Sunday, June 7, 2015
Track of the Week: MC5 "Sister Anne"
The MC5 were a legend to me before they were a band. I read about their past exploits in music magazines as a teen, fascinated by their revolutionary politics and all of this talk about them having been one of the inspirations for the punk rock I enjoyed so much. They were far enough under the radar, however, to not have any of their albums available at the local Musicland, the one record store in my hometown. At age 17, on a trip to Omaha, I picked up a copy of their second album, Back In The USA, which had recently been reissued. I really wanted Kick Out The Jams, which I'd heard was their most important. (I knew the title song from a cover version on a Blue Oyster Cult live album a friend of mine had.)

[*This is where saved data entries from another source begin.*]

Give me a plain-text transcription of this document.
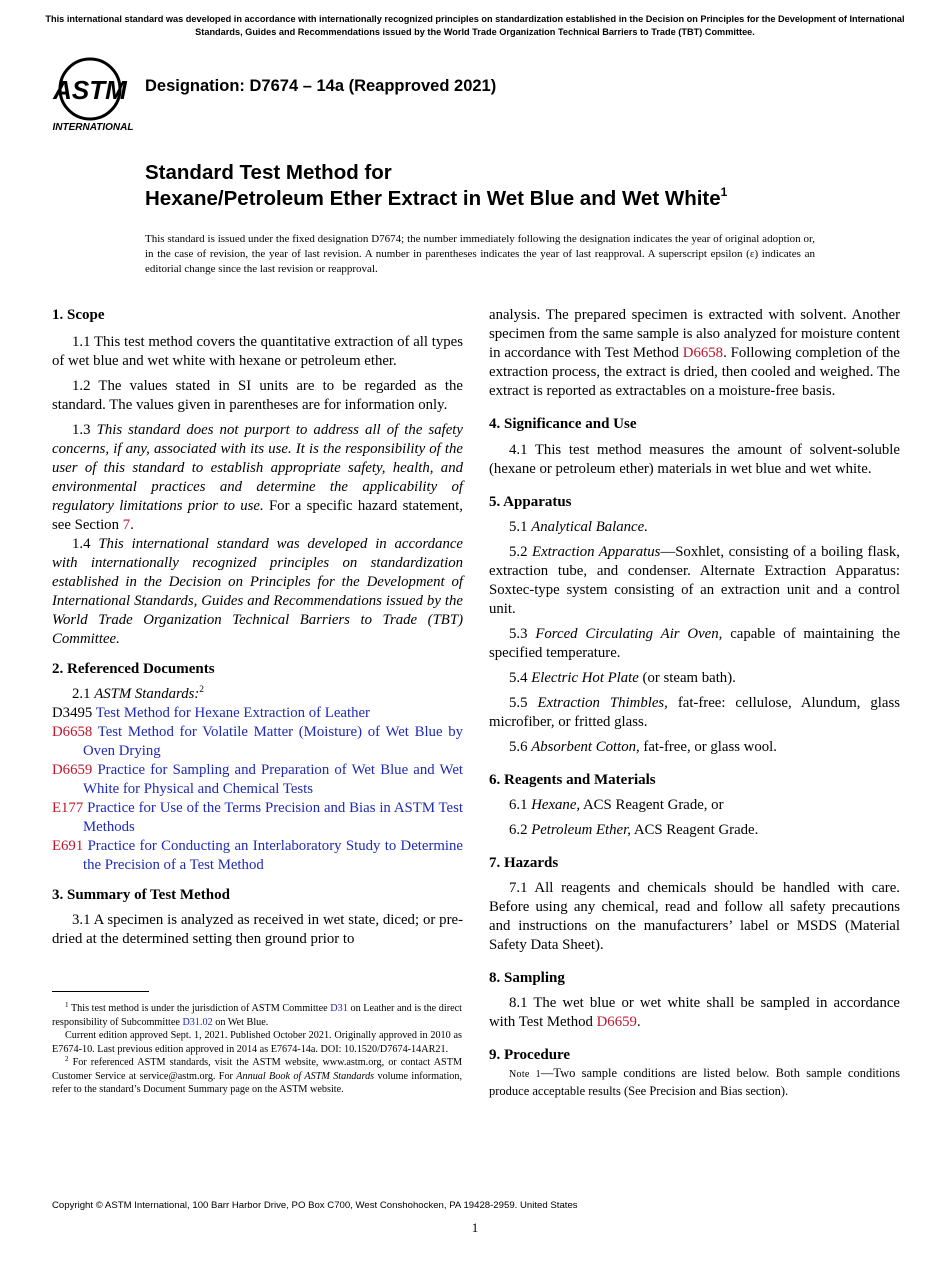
This international standard was developed in accordance with internationally recognized principles on standardization established in the Decision on Principles for the Development of International Standards, Guides and Recommendations issued by the World Trade Organization Technical Barriers to Trade (TBT) Committee.
ASTM
INTERNATIONAL
Designation: D7674 – 14a (Reapproved 2021)
Standard Test Method for
Hexane/Petroleum Ether Extract in Wet Blue and Wet White$^1$
This standard is issued under the fixed designation D7674; the number immediately following the designation indicates the year of original adoption or, in the case of revision, the year of last revision. A number in parentheses indicates the year of last reapproval. A superscript epsilon (ε) indicates an editorial change since the last revision or reapproval.
1. Scope

1.1 This test method covers the quantitative extraction of all types of wet blue and wet white with hexane or petroleum ether.

1.2 The values stated in SI units are to be regarded as the standard. The values given in parentheses are for information only.

1.3 This standard does not purport to address all of the safety concerns, if any, associated with its use. It is the responsibility of the user of this standard to establish appropriate safety, health, and environmental practices and determine the applicability of regulatory limitations prior to use. For a specific hazard statement, see Section 7.

1.4 This international standard was developed in accordance with internationally recognized principles on standardization established in the Decision on Principles for the Development of International Standards, Guides and Recommendations issued by the World Trade Organization Technical Barriers to Trade (TBT) Committee.

2. Referenced Documents

2.1 ASTM Standards:$^2$

D3495 Test Method for Hexane Extraction of Leather

D6658 Test Method for Volatile Matter (Moisture) of Wet Blue by Oven Drying

D6659 Practice for Sampling and Preparation of Wet Blue and Wet White for Physical and Chemical Tests

E177 Practice for Use of the Terms Precision and Bias in ASTM Test Methods

E691 Practice for Conducting an Interlaboratory Study to Determine the Precision of a Test Method

3. Summary of Test Method

3.1 A specimen is analyzed as received in wet state, diced; or pre-dried at the determined setting then ground prior to

$^1$ This test method is under the jurisdiction of ASTM Committee D31 on Leather and is the direct responsibility of Subcommittee D31.02 on Wet Blue.

Current edition approved Sept. 1, 2021. Published October 2021. Originally approved in 2010 as E7674-10. Last previous edition approved in 2014 as E7674-14a. DOI: 10.1520/D7674-14AR21.

$^2$ For referenced ASTM standards, visit the ASTM website, www.astm.org, or contact ASTM Customer Service at service@astm.org. For Annual Book of ASTM Standards volume information, refer to the standard’s Document Summary page on the ASTM website.

analysis. The prepared specimen is extracted with solvent. Another specimen from the same sample is also analyzed for moisture content in accordance with Test Method D6658. Following completion of the extraction process, the extract is dried, then cooled and weighed. The extract is reported as extractables on a moisture-free basis.

4. Significance and Use

4.1 This test method measures the amount of solvent-soluble (hexane or petroleum ether) materials in wet blue and wet white.

5. Apparatus

5.1 Analytical Balance.

5.2 Extraction Apparatus—Soxhlet, consisting of a boiling flask, extraction tube, and condenser. Alternate Extraction Apparatus: Soxtec-type system consisting of an extraction unit and a control unit.

5.3 Forced Circulating Air Oven, capable of maintaining the specified temperature.

5.4 Electric Hot Plate (or steam bath).

5.5 Extraction Thimbles, fat-free: cellulose, Alundum, glass microfiber, or fritted glass.

5.6 Absorbent Cotton, fat-free, or glass wool.

6. Reagents and Materials

6.1 Hexane, ACS Reagent Grade, or

6.2 Petroleum Ether, ACS Reagent Grade.

7. Hazards

7.1 All reagents and chemicals should be handled with care. Before using any chemical, read and follow all safety precautions and instructions on the manufacturers’ label or MSDS (Material Safety Data Sheet).

8. Sampling

8.1 The wet blue or wet white shall be sampled in accordance with Test Method D6659.

9. Procedure

Note 1—Two sample conditions are listed below. Both sample conditions produce acceptable results (See Precision and Bias section).

Copyright © ASTM International, 100 Barr Harbor Drive, PO Box C700, West Conshohocken, PA 19428-2959. United States
1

Back in the USA wasn't bad, but it was not the earth-shattering experience I had been expecting. On that same trip to that Omaha record store I picked up my first Velvet Underground album, which was indeed like having a spiritual ecstasy the first time I heard it. Finally, when I was college, I got Kick Out The Jams, which was full of raw power and daring experiment, if a little hit and miss at times. I chalked up the MC5 to being one of those groups who's really influential, but not necessarily that musically satisfying after you've heard all the bands who borrowed and improved on it.
Well, that's what I thought until many years later I finally heard "Sister Anne," off of the band's last record, High Time. This was finally the legendary MC5 I'd heard so much about. It's a seven minute song that feels about two minutes long, a time-bending feat accomplished through the persistent, killer riffs by Wayne Kramer and Fred "Sonic" Smith that just tear out of the speakers like wild tigers. The song means business from the start with a fuzzy guitar figure that morphs into a gut-busting drum break with the bass guitar punching along in time, adding extra weight.
The subject matter is also fascinating. It's a about a badass nun who "doesn't give a damn about revolution" and is "a liberated women who's got the solution." Nuns aren't exactly the type of people you expect to think of as the subject of a rip-roaring Detroit rock bonfire. Considering all the restrictions and crap that the Vatican has been throwing at nuns around the world who fight every day for social justice, they more than deserve such a dedication.